Now, they're celebrities, across the nation and around their own campus — located in Richmond, Va., with enrollment of 32,000, about the same size as George Mason, the Virginia school that also made the Final Four as an 11 seed back in 2006.
"I went to the bookstore the day the Final Four T-shirts came out, and that was a mistake," VCU guard Bradford Burgess said. "People were taking pictures, giving me hugs, signing autographs. It took me an hour and a half to get out."
On the blue blood side of the bracket, UConn will face Kentucky in a matchup of pedigree teams who went through some dog days this season.
The Wildcats lost five players to the NBA draft after last season, including the No. 1 pick, John Wall.
Calipari figured out his team and got it revved up at precisely the right time. Led by freshman Brandon Knight (East region most outstanding player) and senior Josh Harrellson (14.8 points and nine rebounds a game in the tournament), the Wildcats returned to the Final Four for the first time since they last won it all, in 1998.

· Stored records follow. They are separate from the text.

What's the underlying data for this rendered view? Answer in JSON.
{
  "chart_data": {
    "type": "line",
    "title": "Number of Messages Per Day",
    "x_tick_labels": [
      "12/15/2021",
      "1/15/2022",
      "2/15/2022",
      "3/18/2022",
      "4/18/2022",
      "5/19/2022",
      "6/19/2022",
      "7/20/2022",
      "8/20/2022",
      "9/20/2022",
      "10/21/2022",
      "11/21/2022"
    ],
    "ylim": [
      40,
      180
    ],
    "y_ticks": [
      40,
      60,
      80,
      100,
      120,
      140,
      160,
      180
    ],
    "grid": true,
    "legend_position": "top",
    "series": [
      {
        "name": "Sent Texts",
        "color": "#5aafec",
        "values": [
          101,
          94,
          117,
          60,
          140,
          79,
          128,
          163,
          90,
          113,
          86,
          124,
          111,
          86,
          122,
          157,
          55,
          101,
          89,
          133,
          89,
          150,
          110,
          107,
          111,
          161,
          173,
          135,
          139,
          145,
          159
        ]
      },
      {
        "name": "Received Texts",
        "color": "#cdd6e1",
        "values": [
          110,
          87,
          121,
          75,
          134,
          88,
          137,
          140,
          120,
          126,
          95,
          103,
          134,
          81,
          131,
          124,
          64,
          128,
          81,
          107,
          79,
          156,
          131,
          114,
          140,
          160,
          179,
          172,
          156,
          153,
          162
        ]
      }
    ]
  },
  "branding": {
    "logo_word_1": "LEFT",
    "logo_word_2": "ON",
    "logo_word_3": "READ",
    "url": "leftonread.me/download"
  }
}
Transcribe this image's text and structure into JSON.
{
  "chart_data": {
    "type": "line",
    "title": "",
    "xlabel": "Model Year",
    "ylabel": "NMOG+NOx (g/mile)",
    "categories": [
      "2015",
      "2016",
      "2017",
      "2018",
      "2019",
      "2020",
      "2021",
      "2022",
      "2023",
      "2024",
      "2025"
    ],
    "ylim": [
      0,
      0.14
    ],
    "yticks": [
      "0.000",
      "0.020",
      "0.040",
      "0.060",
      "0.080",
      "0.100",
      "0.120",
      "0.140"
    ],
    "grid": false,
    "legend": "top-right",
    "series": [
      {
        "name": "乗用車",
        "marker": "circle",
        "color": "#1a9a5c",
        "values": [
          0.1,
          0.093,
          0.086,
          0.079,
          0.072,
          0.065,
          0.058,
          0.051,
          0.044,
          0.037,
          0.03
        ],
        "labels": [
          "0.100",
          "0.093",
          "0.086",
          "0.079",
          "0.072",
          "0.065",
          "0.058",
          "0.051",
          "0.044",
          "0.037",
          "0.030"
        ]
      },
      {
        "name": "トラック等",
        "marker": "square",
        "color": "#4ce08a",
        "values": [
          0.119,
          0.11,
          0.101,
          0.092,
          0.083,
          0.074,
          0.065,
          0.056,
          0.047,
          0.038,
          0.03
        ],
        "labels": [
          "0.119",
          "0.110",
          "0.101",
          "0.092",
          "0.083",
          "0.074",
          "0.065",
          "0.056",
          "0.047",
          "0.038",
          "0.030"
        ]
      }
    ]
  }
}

"This team went from me dragging them to them dragging me," Calipari said. "They became empowered, and that's when they became special. They know it now. They get it."
The Huskies are a young team led by junior Kemba Walker, a guard from the Bronx who has added a nice mid-range and 3-point-shooting game to his repertoire and has averaged 26 points a game since UConn went on a remarkable postseason run. The Huskies, who finished the Big East at 9-9, won five straight in the conference tournament and four more in the NCAA.
UConn is in the Final Four for the second time in three years. In 2009, it was expected. This time, it's a surprise. That places the Huskies in familiar company this week.
"My freshman year, everyone was like, 'You're going to make the Final Four,'" Walker said. "This time, I didn't know if we were going to make it. We were underdogs almost the whole year. To make it the way we made it, it's kind of special."